From: Pavel Begunkov <[email protected]>
To: [email protected]
Cc: Jens Axboe <[email protected]>, [email protected]
Subject: [PATCH for-next 1/4] io_uring: fix poll_add error handling
Date: Tue, 21 Jun 2022 10:08:59 +0100 [thread overview]
Message-ID: <f985e22429cbcb207536b7f4818350c2f2e1b8a4.1655802465.git.asml.silence@gmail.com> (raw)
In-Reply-To: <[email protected]>
We should first look at the return value of __io_arm_poll_handler() and
only if zero checking for ipt.error, not the other way around.

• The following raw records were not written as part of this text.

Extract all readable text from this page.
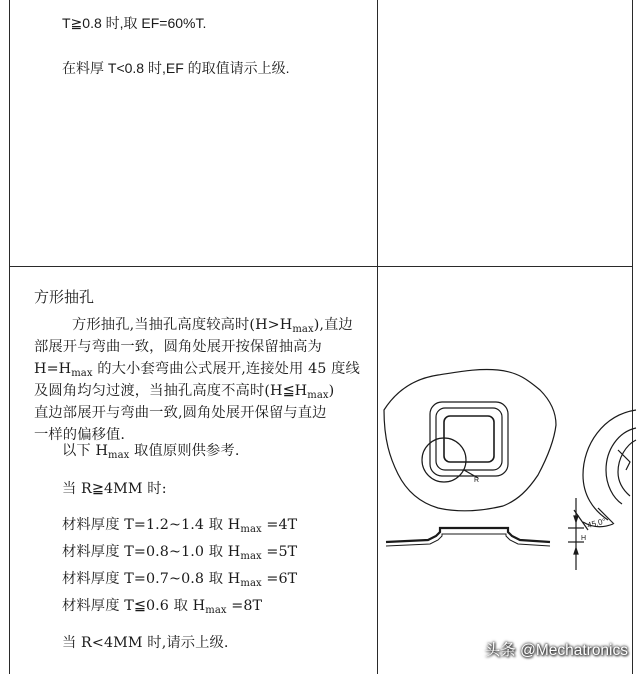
T≧0.8 时,取 EF=60%T.
在料厚 T<0.8 时,EF 的取值请示上级.
方形抽孔
方形抽孔,当抽孔高度较高时$(H>H_{max})$,直边
部展开与弯曲一致，圆角处展开按保留抽高为
$H=H_{max}$ 的大小套弯曲公式展开,连接处用 45 度线
及圆角均匀过渡，当抽孔高度不高时$(H≦H_{max})$
直边部展开与弯曲一致,圆角处展开保留与直边
一样的偏移值.
以下 $H_{max}$ 取值原则供参考.
当 R≧4MM 时:
材料厚度 T=1.2~1.4 取 $H_{max} =4T$
材料厚度 T=0.8~1.0 取 $H_{max} =5T$
材料厚度 T=0.7~0.8 取 $H_{max} =6T$
材料厚度 T≦0.6 取 $H_{max} =8T$
当 R<4MM 时,请示上级.
R
45.0°
H
头条 @Mechatronics
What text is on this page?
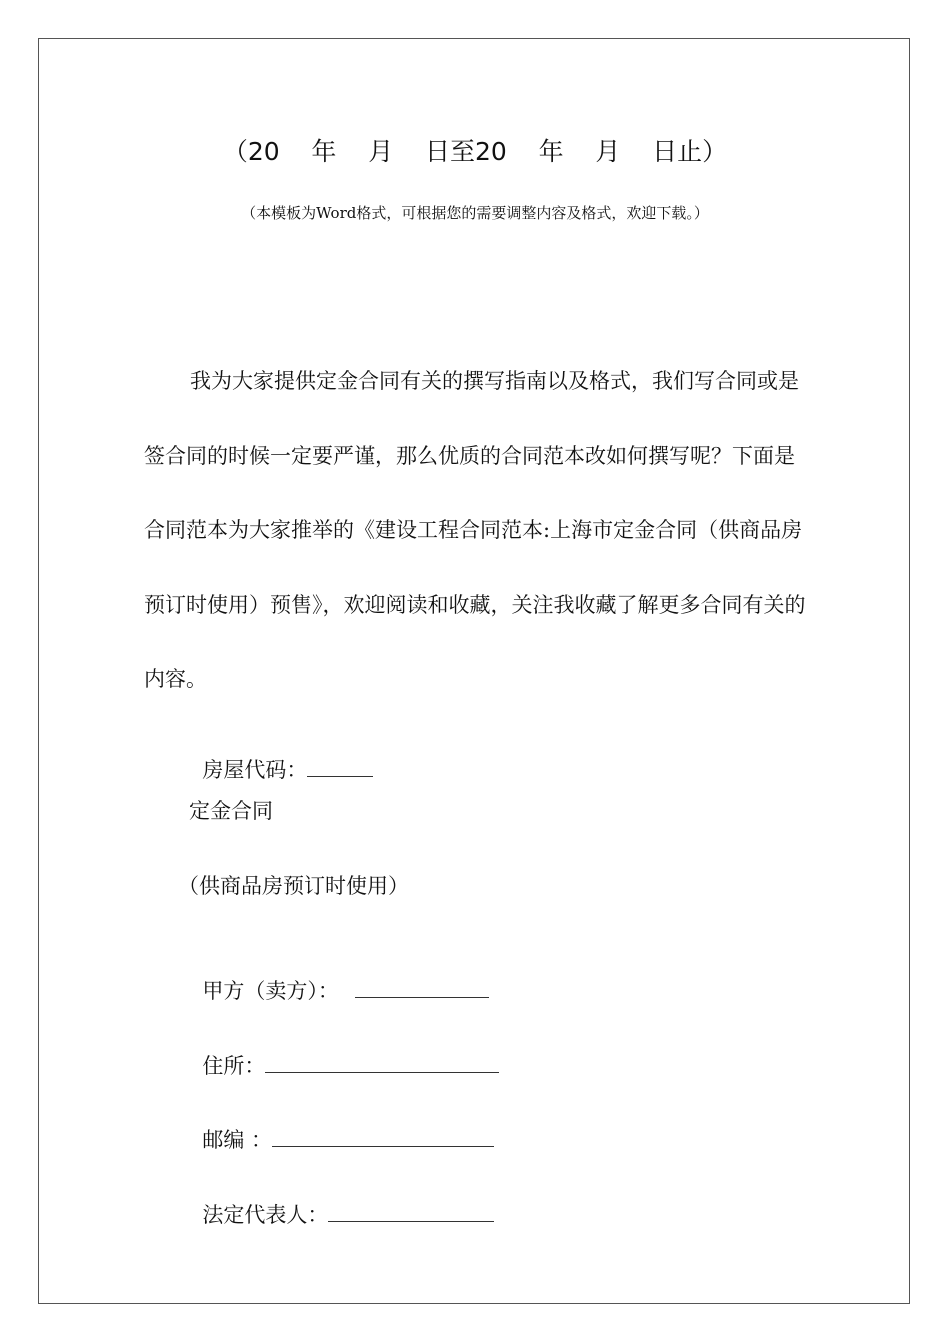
（20    年    月    日至20    年    月    日止）
（本模板为Word格式，可根据您的需要调整内容及格式，欢迎下载。）

我为大家提供定金合同有关的撰写指南以及格式，我们写合同或是签合同的时候一定要严谨，那么优质的合同范本改如何撰写呢？下面是合同范本为大家推举的《建设工程合同范本:上海市定金合同（供商品房预订时使用）预售》，欢迎阅读和收藏，关注我收藏了解更多合同有关的内容。

房屋代码：

定金合同
（供商品房预订时使用）

甲方（卖方）：

住所：

邮编 ：

法定代表人：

Currently
we may enqueue a tw for such request and then release it inline causing
UAF.
Fixes: 9c1d09f56425e ("io_uring: handle completions in the core")
Signed-off-by: Pavel Begunkov <[email protected]>
---
io_uring/poll.c | 9 ++-------
1 file changed, 2 insertions(+), 7 deletions(-)
diff --git a/io_uring/poll.c b/io_uring/poll.c
index 8f4fff76d3b4..528418aaf3f6 100644
--- a/io_uring/poll.c
+++ b/io_uring/poll.c
@@ -782,16 +782,11 @@ int io_poll_add(struct io_kiocb *req, unsigned int issue_flags)
req->flags &= ~REQ_F_HASH_LOCKED;
ret = __io_arm_poll_handler(req, poll, &ipt, poll->events);
- if (ipt.error) {
- return ipt.error;
- } else if (ret > 0) {
+ if (ret) {
io_req_set_res(req, ret, 0);
return IOU_OK;
- } else if (!ret) {
- return IOU_ISSUE_SKIP_COMPLETE;
}
-
- return ret;
+ return ipt.error ?: IOU_ISSUE_SKIP_COMPLETE;
}
int io_poll_remove(struct io_kiocb *req, unsigned int issue_flags)
--
2.36.1
next prev parent reply other threads:[~2022-06-21 9:10 UTC|newest]
Thread overview: 6+ messages / expand[flat|nested] mbox.gz Atom feed top
2022-06-21 9:08 [PATCH for-next 0/4] random 5.20 patches Pavel Begunkov
2022-06-21 9:08 ` Pavel Begunkov [this message]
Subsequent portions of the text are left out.